En s’appuyant sur les analyses sociologiques de réseaux personnels (Bidart et al, 2011), on peut dire que les situations les plus favorables sont celles où existent à la fois plusieurs liens forts et partiellement polyvalents, formant une sorte de niche protectrice de proches, et des liens faibles susceptibles de leur donner accès à des mondes que leurs semblables ne leur permettent pas de connaitre. Côtoyer des personnes d’âges différents, de milieux sociaux, économiques et culturels contrastés est source de diversité dans les influences (avis, conseils, modèles de vie incarnés), permet davantage de jeux identitaires et nourrit les capacités subjectives. Cela apparait nettement dans les propos de certains jeunes. Le temps permet une prise de distance et un déliement par rapport aux expériences familiales négatives, à condition que le travail sur soi soit alimenté par des possibilités de dialogue et des rencontres avec l’altérité.

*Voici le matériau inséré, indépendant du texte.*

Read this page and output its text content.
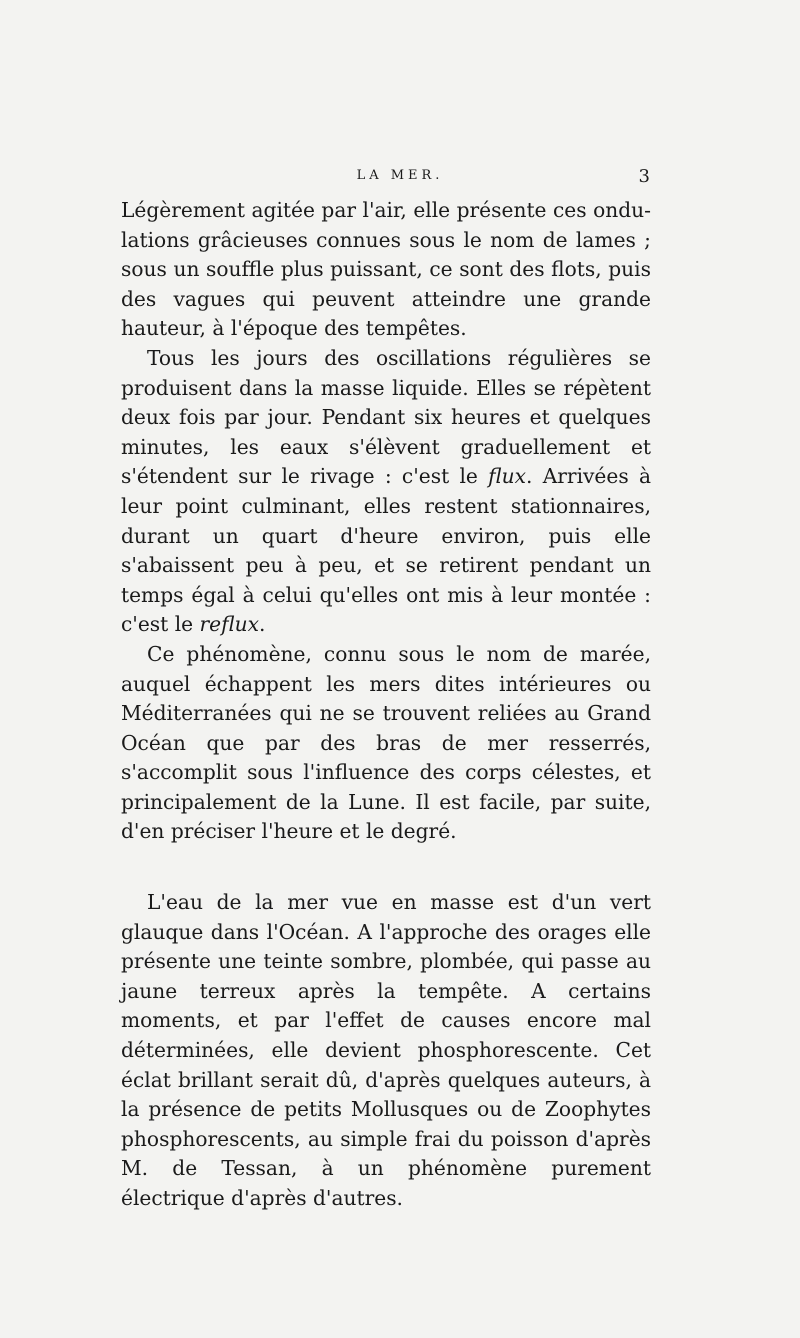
LA MER.	3

Légèrement agitée par l'air, elle présente ces ondulations grâcieuses connues sous le nom de lames ; sous un souffle plus puissant, ce sont des flots, puis des vagues qui peuvent atteindre une grande hauteur, à l'époque des tempêtes.

Tous les jours des oscillations régulières se produisent dans la masse liquide. Elles se répètent deux fois par jour. Pendant six heures et quelques minutes, les eaux s'élèvent graduellement et s'étendent sur le rivage : c'est le flux. Arrivées à leur point culminant, elles restent stationnaires, durant un quart d'heure environ, puis elle s'abaissent peu à peu, et se retirent pendant un temps égal à celui qu'elles ont mis à leur montée : c'est le reflux.

Ce phénomène, connu sous le nom de marée, auquel échappent les mers dites intérieures ou Méditerranées qui ne se trouvent reliées au Grand Océan que par des bras de mer resserrés, s'accomplit sous l'influence des corps célestes, et principalement de la Lune. Il est facile, par suite, d'en préciser l'heure et le degré.

L'eau de la mer vue en masse est d'un vert glauque dans l'Océan. A l'approche des orages elle présente une teinte sombre, plombée, qui passe au jaune terreux après la tempête. A certains moments, et par l'effet de causes encore mal déterminées, elle devient phosphorescente. Cet éclat brillant serait dû, d'après quelques auteurs, à la présence de petits Mollusques ou de Zoophytes phosphorescents, au simple frai du poisson d'après M. de Tessan, à un phénomène purement électrique d'après d'autres.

Faire de l’autonomie une question de justice sociale
L’approche par les capacités promeut une conception de l’autonomie qui dépend d’un environnement social et institutionnel façonné par des normes collectives et, en grande partie, par des politiques publiques. Conçue en termes d’étendue de liberté réelle et de possibilités de réalisation de soi, l’autonomie comme valeur devient aussi une question de justice sociale.
La précarité financière, le déni de droits, l’expérience de la discrimination, la pression du temps ou la composition de l’entourage ont des effets sur les états affectifs et les capacités subjectives. Celles-ci en retour augmentent ou affaiblissent le pouvoir d’agir sur les difficultés matérielles immédiates et ont des retombées sur l’espace des possibilités à plus long terme. Les dispositifs publics existants peuvent faire beaucoup pour faciliter, et égaliser, l’accès des jeunes défavorisés à ces moyens de l’autonomie.
L’Aide à la jeunesse a un pouvoir d’aménagement à l’égard de certains facteurs de facilitation. Bien qu’elle n’ait pas de prise directe sur les dispositifs censés prendre le relai, elle est bien placée pour observer les dysfonctionnements ou les points d’appui qu’ils offrent aux jeunes qui constituent son public et pour repérer les problèmes qui se posent aux articulations de leurs champs d’action respectifs. En même temps, sa capacité d’action est limitée par le temps et l’énergie qu’elle consacre à remédier aux effets d’autres politiques publiques et par l’absence d’une conception affirmée et partagée de ce que recouvre l’autonomie.
Tous les jeunes rencontrés plébiscitent le type d’accompagnement dont ils ont pu bénéficier. Conscients de la rareté des places et de leurs handicaps, ils voudraient que l’on augmente les possibilités d’accompagnement afin que davantage de jeunes puissent, eux aussi, y accéder. En l’absence de statistiques précises, on estime qu’entre 400 et 600 jeunes de seize à dix-huit ans bénéficient annuellement de cette mesure en Fédération Walonnie-Bruxelles, dont une centaine en Région de Bruxelles-Capitale (120 si on y ajoute les accompagnements hors mandat par les services d’action en milieu ouvert). On ne dispose pas non plus de chiffres permettant de mesurer l’écart entre le nombre de candidats potentiels et le nombre de prises en charge effectives. Mais encore faudrait-il, pour qu’un tel calcul soit possible, qu’ait lieu un débat collectif au sein du secteur de l’Aide à la jeunesse sur le sens et les enjeux de la mise en autonomie pour les jeunes eux-mêmes, au-delà de la question du manque de moyens et de la gestion des flux entre différents dispositifs d’aide.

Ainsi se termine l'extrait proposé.